It's
Cool to Serve Ice Cream
If a military title could be given to a pastry chef, then Rudi Weider
would be a five-star general.
Weider is the executive pastry chef at the San Diego Marriott Hotel &
Marina. At this convention hotel on the scenic San Diego waterfront, he
runs a small pastry army.
Weider's
pastry department is part of the hotel's $30 million food and beverage
department. The 1,400-room hotel has four restaurants, a retail pastry
shop in the lobby called "Rudi's Bake Shop" and banquet facilities
to serve up to 5,000 guests.
A high point of his career came last August when he created the dessert
for 4,000 people attending the Republican Party's dinner celebrating Bob
Dole's nomination.
There, Weider and his pastry staff of nine, along with a little help
from the rest of the kitchen, created a sensational dessert consisting
of a white and dark chocolate star with the convention's logo silk screened
on the top and a Grand Marnier mousse inside. Finishing the plate were
three sauces and fresh fruit.
"The dessert really blew the guests' minds," says Weider. "It
looked and tasted great, but it was actually a rather simple dessert to
produce. With help from Chocolates à la Carte on producing the chocolate
stars and doing the silk screening for me, all we had to do was assemble
them."
This is easy for Weider to say with 25 years of pastry experience and
the prestigious German Master of Pastry and Confections title behind his
name.
Weider
was born and raised in a chef's household in Bracht, Germany near Dusseldorf.
From an early age he loved the dessert and pastry part of his father's
restaurant.
At 14 years of age he began his pastry apprenticeship and by 18 he was
working as a Patissier at the Dusseldorf Hilton.
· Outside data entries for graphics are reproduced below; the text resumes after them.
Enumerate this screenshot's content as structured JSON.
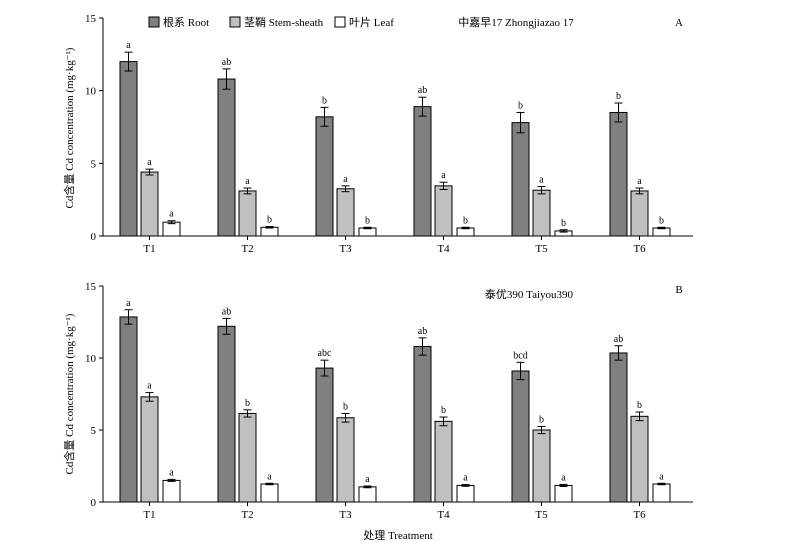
{
  "colors": {
    "root": "#808080",
    "stem": "#c0c0c0",
    "leaf": "#ffffff"
  },
  "legend": {
    "root": "根系 Root",
    "stem": "茎鞘 Stem-sheath",
    "leaf": "叶片 Leaf"
  },
  "xlabel": "处理 Treatment",
  "chart_data": [
    {
      "type": "bar",
      "panel": "A",
      "title": "中嘉早17 Zhongjiazao 17",
      "ylabel": "Cd含量  Cd concentration (mg·kg⁻¹)",
      "ylim": [
        0,
        15
      ],
      "yticks": [
        0,
        5,
        10,
        15
      ],
      "categories": [
        "T1",
        "T2",
        "T3",
        "T4",
        "T5",
        "T6"
      ],
      "legend_position": "top-left",
      "series": [
        {
          "name": "根系 Root",
          "key": "root",
          "values": [
            12.0,
            10.8,
            8.2,
            8.9,
            7.8,
            8.5
          ],
          "errors": [
            0.65,
            0.7,
            0.65,
            0.65,
            0.7,
            0.65
          ],
          "labels": [
            "a",
            "ab",
            "b",
            "ab",
            "b",
            "b"
          ]
        },
        {
          "name": "茎鞘 Stem-sheath",
          "key": "stem",
          "values": [
            4.4,
            3.1,
            3.25,
            3.45,
            3.15,
            3.1
          ],
          "errors": [
            0.2,
            0.2,
            0.2,
            0.25,
            0.25,
            0.2
          ],
          "labels": [
            "a",
            "a",
            "a",
            "a",
            "a",
            "a"
          ]
        },
        {
          "name": "叶片 Leaf",
          "key": "leaf",
          "values": [
            0.95,
            0.6,
            0.55,
            0.55,
            0.35,
            0.55
          ],
          "errors": [
            0.1,
            0.05,
            0.05,
            0.05,
            0.08,
            0.05
          ],
          "labels": [
            "a",
            "b",
            "b",
            "b",
            "b",
            "b"
          ]
        }
      ]
    },
    {
      "type": "bar",
      "panel": "B",
      "title": "泰优390 Taiyou390",
      "ylabel": "Cd含量  Cd concentration (mg·kg⁻¹)",
      "ylim": [
        0,
        15
      ],
      "yticks": [
        0,
        5,
        10,
        15
      ],
      "categories": [
        "T1",
        "T2",
        "T3",
        "T4",
        "T5",
        "T6"
      ],
      "series": [
        {
          "name": "根系 Root",
          "key": "root",
          "values": [
            12.85,
            12.2,
            9.3,
            10.8,
            9.1,
            10.35
          ],
          "errors": [
            0.5,
            0.55,
            0.55,
            0.6,
            0.6,
            0.5
          ],
          "labels": [
            "a",
            "ab",
            "abc",
            "ab",
            "bcd",
            "ab"
          ]
        },
        {
          "name": "茎鞘 Stem-sheath",
          "key": "stem",
          "values": [
            7.3,
            6.15,
            5.85,
            5.6,
            5.0,
            5.95
          ],
          "errors": [
            0.3,
            0.25,
            0.3,
            0.3,
            0.25,
            0.3
          ],
          "labels": [
            "a",
            "b",
            "b",
            "b",
            "b",
            "b"
          ]
        },
        {
          "name": "叶片 Leaf",
          "key": "leaf",
          "values": [
            1.5,
            1.25,
            1.05,
            1.15,
            1.15,
            1.25
          ],
          "errors": [
            0.07,
            0.05,
            0.06,
            0.06,
            0.07,
            0.05
          ],
          "labels": [
            "a",
            "a",
            "a",
            "a",
            "a",
            "a"
          ]
        }
      ]
    }
  ]
}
He then worked at hotels
in Montreal, Bermuda, United Arab Emirates, and then returned to West
Germany to study and take his Master of Pastry exams in 1981. He scored
second in all of Germany on this test.
In 1983, Weider began his career with Marriott Corporation at the Cairo
Marriott. He then transferred to open the flagship J.W. Marriott in Washington,
D.C. There he was promoted to corporate pastry chef for all Marriott Hotels
and Resorts worldwide.
Since 1989 he has been at the San Diego Marriott Hotel & Marina where
he is in charge of this hotel's pastry department.
Weider believes that desserts make people happy. They are a finale to
a meal that most people look forward to and remember. He is particularly
fond of chocolate and feels it is one of God's gifts to mankind.
"I started using products from Chocolates a la Carte when I was
in Washington, D.C.," says Weider. "When I serve chocolate containers
or personalized desserts from them, I always get a great response from
my guests. Plus, Chocolates à la Carte really helps me out with large
events."
The key to success in creating desserts for big events is planning says
Weider. "I like to get involved in the early stages of the planning
of an event. Both myself and the executive chef attend the taste panels
and personally help the customers decide on which dishes to serve for
their events."
Weider believes in keeping dessert plates simple. He likes to use small
portions and wants each plate to be colorful. He is particularly fond
of dessert combination plates and also likes to serve several desserts
for a banquet table. "It's a great ice breaker at the table,"
he says "and people love to taste all of the different desserts."
Some of the more popular desserts he has discovered that work for large
events are: Chocolate Champagne Mousse Timbale with Apricot and Tropical
Mango Sauce; Chocolate Macadamia Cheese Tart with Vanilla Sauce and a
Painter's Palette plate that has four petite desserts, four sauces and
a chocolate painter's brush as a finishing touch.
For really big events, Weider's secret weapon is a conveyor belt on which
he and his staff can plate up more than 1,000 plates per hour. "With
huge events we become a dessert factory," he says. "Everyone
does a different element, and at the end it all comes together."
At times, he has used up to 20 people on a line assembling desserts.
Weider is happy with his life as a pastry general. "My dad used
to say, "You don't have to be crazy to do this job, but it helps."
I may not be crazy, but I love my job, my staff and it doesn't hurt to
be living in paradise making people feel good."